Dai Meerboys ad eclettico re d’Olanda

Amsterdam, 1 settembre 1962. Tutto ha inizio qui, questo giorno. I primi passi, nell’accezione calcistica del termine, vengono mossi in un campetto a Jordan, prima periferia della capitale olandese. Qui Ruud inizia a dare i primi calci ad un pallone sino a farla divenire una vera e propria ossessione, come da lui raccontato. La prima squadra nella quale inizia a giocare è quella dei Meerboys. Da qui parte una rapido viaggio verso il calcio professionistico. La prima fermata porta il nome DWS, ai nostri giorni si è ridotto ad un piccolo club dilettantistico del West Amsterdam. Seconda fermata, nonché ultima, è quella dell’Haarlem.

Un ragazzo di 16 anni, decisamente più grande e robusto dei coetanei, catapultato nel calcio professionistico: c’è la firma sul primo contratto “da grande”, Ruud Gullit inizia la formazione come difensore centrale. Il primo, vero, grande salto arriva però nell’estate del 1982.

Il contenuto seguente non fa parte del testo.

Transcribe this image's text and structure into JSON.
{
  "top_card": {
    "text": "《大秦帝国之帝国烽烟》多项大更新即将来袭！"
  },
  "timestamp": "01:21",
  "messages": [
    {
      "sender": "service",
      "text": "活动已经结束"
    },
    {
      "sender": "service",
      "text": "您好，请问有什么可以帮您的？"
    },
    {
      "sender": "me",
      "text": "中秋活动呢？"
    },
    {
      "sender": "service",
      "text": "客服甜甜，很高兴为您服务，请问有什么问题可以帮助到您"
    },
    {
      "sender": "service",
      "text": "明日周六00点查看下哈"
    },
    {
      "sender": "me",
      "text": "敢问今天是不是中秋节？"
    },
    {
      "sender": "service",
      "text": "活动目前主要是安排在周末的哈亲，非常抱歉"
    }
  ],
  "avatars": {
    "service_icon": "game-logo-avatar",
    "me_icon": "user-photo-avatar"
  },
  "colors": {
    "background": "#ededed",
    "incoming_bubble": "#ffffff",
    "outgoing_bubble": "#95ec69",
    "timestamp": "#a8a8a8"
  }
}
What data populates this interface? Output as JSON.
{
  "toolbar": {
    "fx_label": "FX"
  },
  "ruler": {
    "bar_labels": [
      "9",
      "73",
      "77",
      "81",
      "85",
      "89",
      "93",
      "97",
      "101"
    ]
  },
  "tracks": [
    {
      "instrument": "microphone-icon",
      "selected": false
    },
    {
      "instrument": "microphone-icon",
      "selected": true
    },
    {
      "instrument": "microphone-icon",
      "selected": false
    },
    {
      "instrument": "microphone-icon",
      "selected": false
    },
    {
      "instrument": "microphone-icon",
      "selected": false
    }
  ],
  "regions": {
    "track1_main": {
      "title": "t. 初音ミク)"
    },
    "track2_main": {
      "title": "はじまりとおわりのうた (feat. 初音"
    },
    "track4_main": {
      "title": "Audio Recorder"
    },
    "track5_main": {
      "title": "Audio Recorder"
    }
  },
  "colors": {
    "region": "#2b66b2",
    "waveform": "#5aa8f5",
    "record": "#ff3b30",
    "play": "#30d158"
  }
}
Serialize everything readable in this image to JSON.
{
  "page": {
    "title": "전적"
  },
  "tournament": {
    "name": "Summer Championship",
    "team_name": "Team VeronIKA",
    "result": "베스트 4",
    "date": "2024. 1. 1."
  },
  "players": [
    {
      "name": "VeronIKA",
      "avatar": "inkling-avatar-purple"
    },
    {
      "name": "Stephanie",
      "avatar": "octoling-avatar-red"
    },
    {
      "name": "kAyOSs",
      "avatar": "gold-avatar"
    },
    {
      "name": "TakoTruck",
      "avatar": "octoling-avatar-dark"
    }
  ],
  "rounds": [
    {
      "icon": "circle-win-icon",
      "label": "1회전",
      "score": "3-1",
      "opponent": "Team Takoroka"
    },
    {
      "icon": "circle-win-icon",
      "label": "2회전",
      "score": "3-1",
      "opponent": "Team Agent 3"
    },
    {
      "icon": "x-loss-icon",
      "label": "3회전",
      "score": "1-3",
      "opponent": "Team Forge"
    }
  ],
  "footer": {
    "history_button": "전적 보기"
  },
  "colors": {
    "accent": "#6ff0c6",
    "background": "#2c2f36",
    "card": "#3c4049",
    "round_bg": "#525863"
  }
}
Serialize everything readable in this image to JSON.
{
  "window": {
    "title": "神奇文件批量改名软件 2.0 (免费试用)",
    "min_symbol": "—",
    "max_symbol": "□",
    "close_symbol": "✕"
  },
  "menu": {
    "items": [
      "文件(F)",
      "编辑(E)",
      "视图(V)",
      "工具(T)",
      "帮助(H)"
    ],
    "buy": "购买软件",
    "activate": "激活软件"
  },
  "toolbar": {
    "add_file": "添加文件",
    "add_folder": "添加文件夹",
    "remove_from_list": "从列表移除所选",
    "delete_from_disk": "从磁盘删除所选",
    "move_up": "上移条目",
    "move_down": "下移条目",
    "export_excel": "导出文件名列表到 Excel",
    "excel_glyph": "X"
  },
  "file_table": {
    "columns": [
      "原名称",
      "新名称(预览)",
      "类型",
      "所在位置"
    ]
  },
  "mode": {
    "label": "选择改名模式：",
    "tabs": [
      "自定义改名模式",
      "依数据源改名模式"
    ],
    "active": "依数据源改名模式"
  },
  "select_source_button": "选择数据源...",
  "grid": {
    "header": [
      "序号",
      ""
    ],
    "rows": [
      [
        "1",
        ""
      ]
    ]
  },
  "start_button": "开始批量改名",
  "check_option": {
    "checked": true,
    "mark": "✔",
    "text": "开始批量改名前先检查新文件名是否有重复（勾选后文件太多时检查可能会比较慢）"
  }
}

Il Feyenoord si assicura le prestazioni di un giovane 20enne attaccante dell’Harlem. Nessun errore, attaccante: tratto che marca la carriera di un’icona del gioco è proprio la sua ecletticità. Da centrale a punta sino a centrocampista, Ruud è padrone incontrastato di ogni zona del campo grazie alla disarmante padronanza del proprio corpo. Nelle tre stagione trascorse a Rotterdam affina le proprie doti tecniche ma, soprattutto, quelle umane.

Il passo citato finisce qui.